In fact, the origins of money can be traced to the state’s need acquire goods or services. To fulfill their needs, governments impose taxes, which must be paid in the currency issued by the state. Since everyone is subject to taxation, the monetary unit quickly becomes the medium of exchange, and the standard of value (price of any good or service). It’s easy to overlook the importance of this point. Before the government can tax us, they must provide us with the currency we need to pay taxes.
This fact, once accepted, will reverse our economic thinking when it comes to government spending and taxation. Today it is universally believed that governments must tax or borrow before they can spend. The only money available to them is what they acquire by taxing your income or borrowing your savings. The reality is that governments spend their currencies into existence, and only later do they tax or borrow, for reasons mostly unrelated to the need to finance government expenditures.
The easiest way to see this is to think about stimulus checks, unemployment compensation or SNAP (food stamps).

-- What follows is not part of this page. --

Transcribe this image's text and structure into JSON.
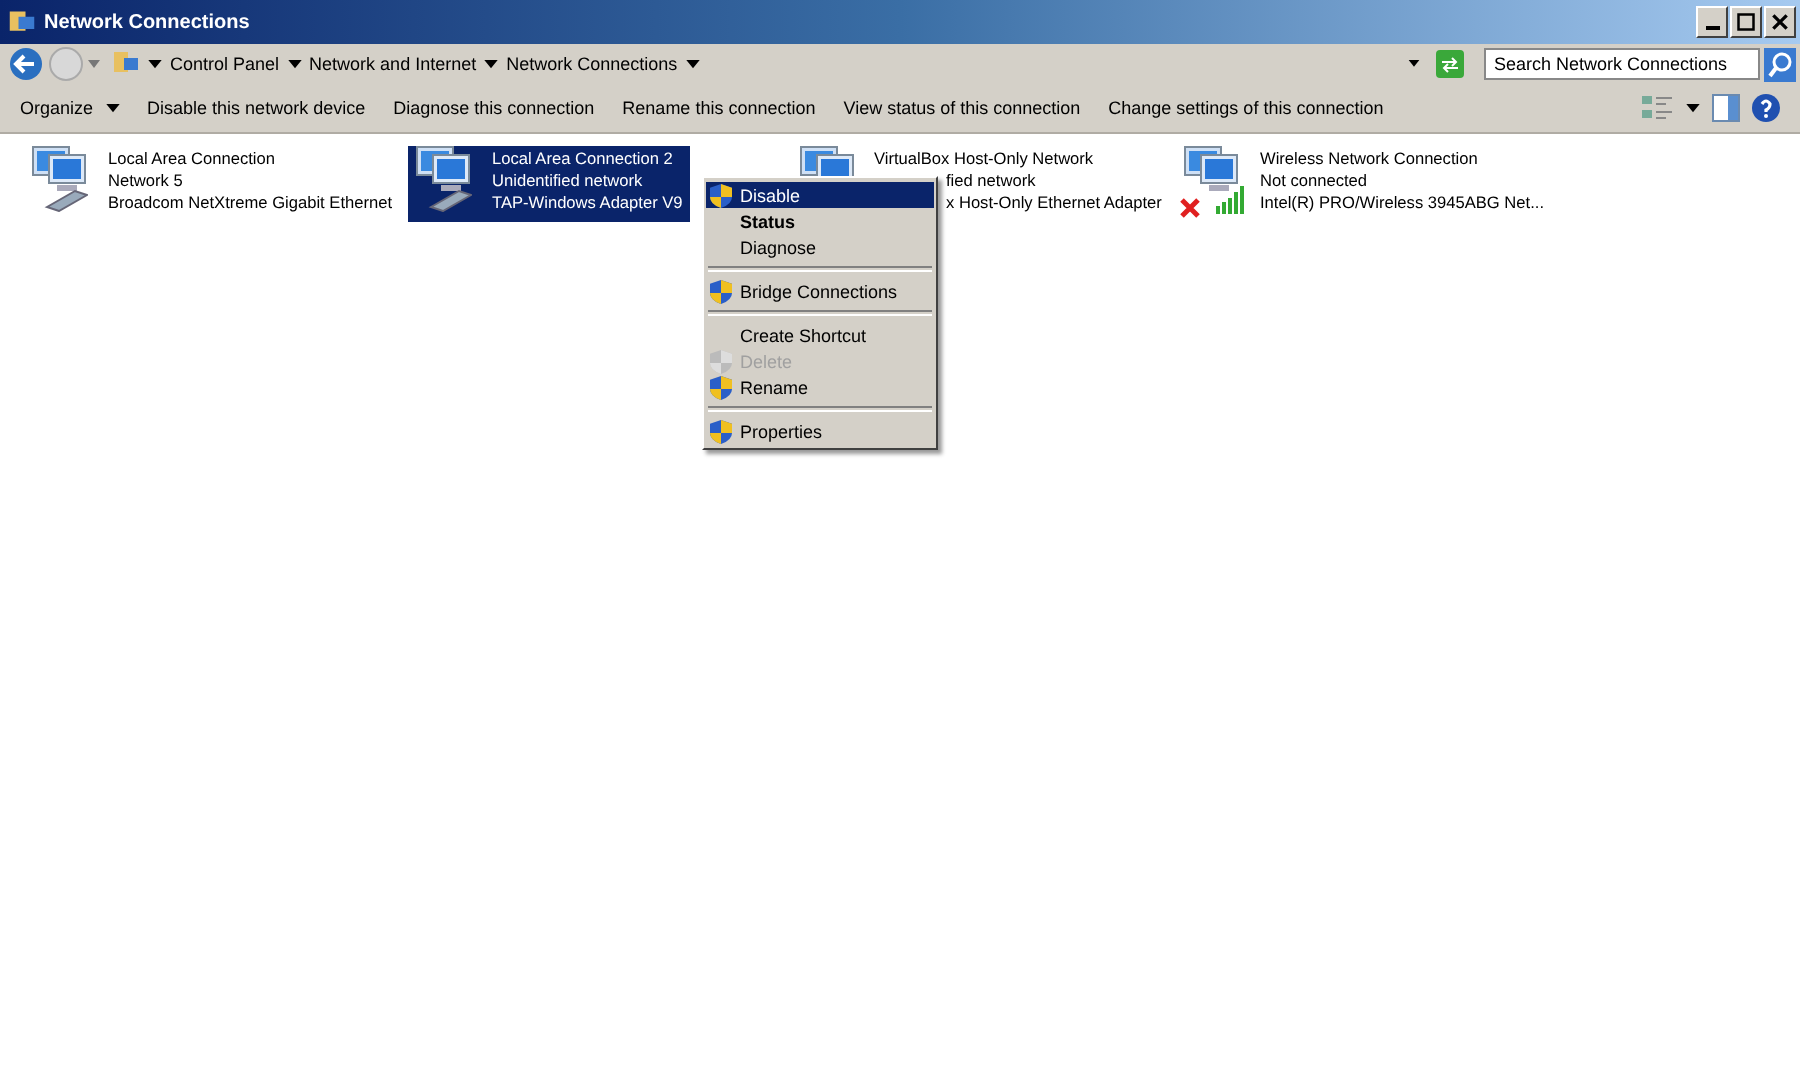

In each case, families eligible find their accounts credited for the amounts they quality for, they have money. So if the government can spend money into existence, why does the government resort to borrowing or taxation? In terms of borrowing, the government doesn’t need to borrow, it simply chooses to. It’s a way of allowing the public to convert dollars into an interest earning asset that has a zero default risk.
As for taxes, there are four reasons to tax. The first is to siphon enough spending from the private sector insure that the nation’s demand does not exceed its capacity to supply which would increase the inflation rate. The second reason is to divert resources from private use to the government’s use. The last two reasons for taxes have to due with redistributing income and wealth, and encouraging or discouraging certain behaviors.

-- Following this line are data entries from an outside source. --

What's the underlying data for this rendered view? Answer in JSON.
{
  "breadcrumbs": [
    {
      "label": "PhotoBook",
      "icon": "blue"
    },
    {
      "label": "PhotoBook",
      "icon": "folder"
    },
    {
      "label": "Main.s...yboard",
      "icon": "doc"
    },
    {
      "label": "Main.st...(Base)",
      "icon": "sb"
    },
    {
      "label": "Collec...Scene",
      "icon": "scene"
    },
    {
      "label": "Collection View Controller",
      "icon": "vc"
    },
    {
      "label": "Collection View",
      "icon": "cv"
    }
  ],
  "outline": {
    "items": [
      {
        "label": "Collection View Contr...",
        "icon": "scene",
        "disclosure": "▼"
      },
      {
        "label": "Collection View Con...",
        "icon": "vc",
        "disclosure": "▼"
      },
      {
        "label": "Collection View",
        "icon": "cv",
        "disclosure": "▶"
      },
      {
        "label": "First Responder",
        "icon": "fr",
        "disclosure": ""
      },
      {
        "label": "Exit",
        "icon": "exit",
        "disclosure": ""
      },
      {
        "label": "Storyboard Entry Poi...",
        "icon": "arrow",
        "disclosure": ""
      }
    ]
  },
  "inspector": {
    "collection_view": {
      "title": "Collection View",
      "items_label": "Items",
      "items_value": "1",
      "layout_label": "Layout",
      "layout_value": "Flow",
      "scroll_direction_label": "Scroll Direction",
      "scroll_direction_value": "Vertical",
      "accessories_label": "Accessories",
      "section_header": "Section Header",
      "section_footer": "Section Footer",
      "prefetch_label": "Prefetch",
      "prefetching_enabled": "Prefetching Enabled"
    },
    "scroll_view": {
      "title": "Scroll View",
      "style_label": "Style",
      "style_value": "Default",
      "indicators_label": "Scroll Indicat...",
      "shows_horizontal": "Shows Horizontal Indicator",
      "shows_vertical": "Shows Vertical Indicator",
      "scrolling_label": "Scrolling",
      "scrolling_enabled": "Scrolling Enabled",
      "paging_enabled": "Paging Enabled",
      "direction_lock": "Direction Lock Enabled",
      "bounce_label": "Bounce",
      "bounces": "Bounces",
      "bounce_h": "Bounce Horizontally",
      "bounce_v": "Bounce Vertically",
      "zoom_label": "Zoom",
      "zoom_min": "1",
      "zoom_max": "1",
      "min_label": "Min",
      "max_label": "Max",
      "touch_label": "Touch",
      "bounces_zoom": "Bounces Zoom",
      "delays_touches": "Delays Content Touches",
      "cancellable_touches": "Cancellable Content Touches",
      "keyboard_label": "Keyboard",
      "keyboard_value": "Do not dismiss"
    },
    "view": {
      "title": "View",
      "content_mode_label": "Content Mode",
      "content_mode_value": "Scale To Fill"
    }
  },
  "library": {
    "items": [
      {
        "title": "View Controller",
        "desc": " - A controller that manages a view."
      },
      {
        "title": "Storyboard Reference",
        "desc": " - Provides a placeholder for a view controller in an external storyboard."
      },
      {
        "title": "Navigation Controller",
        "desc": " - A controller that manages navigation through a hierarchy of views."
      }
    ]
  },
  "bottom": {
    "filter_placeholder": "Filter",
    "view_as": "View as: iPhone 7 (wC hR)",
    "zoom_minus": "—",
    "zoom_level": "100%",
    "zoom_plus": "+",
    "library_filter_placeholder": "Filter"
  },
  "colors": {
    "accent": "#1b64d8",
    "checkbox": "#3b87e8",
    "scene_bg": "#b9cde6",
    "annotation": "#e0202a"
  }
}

To further highlight the power of money creation, the Federal Reserve which is technically not a part of the government, is responsible for the quantity of Federal Reserve Notes (paper dollars) in circulation, the Federal Reserve also controls the size of digital dollars, also known as bank reserves. When the Fed bailed out Wall Street, they did not use tax dollars as were commonly assumed. They simply credited the commercial bank’s reserve account at the Fed, in other words they simply added “money” to their accounts with a few simple key strokes on a Fed computer.
Once we understand how money works, and its limitations, what becomes important in government finance is full employment, not the size of the budget deficit. We’ve mistakenly made assumptions, at various times, that full employment is synonymous with 4, 5, or even 6 percent unemployment, and that if we ever dropped below that level the nation would be racked with hyperinflation. In past months we saw that the official unemployment rate drop to 3.5 percent with still no inflation in sight.
Given what we now know about money, the question we ask should not be, “How is this going to impact the deficit?” Rather we should be asking, “How much can we spend, what can we accomplish?” If we don’t extend the $600 per week unemployment compensation the economy will tank and unemployment will skyrocket. We need to adequately fund schools, day care centers, the postal system, state governments, and health care to workers who have lost their health insurance.
Traditional methods of financing the government still have a place in macroeconomics, but only when we’ve reached our true full employment/maximum production point as evidenced by a sustained spike in inflation. Until then we should not deny society the welfare benefits it deserves simply because we’ve mistakenly focused on budget deficits and not how money creation and government finance really works.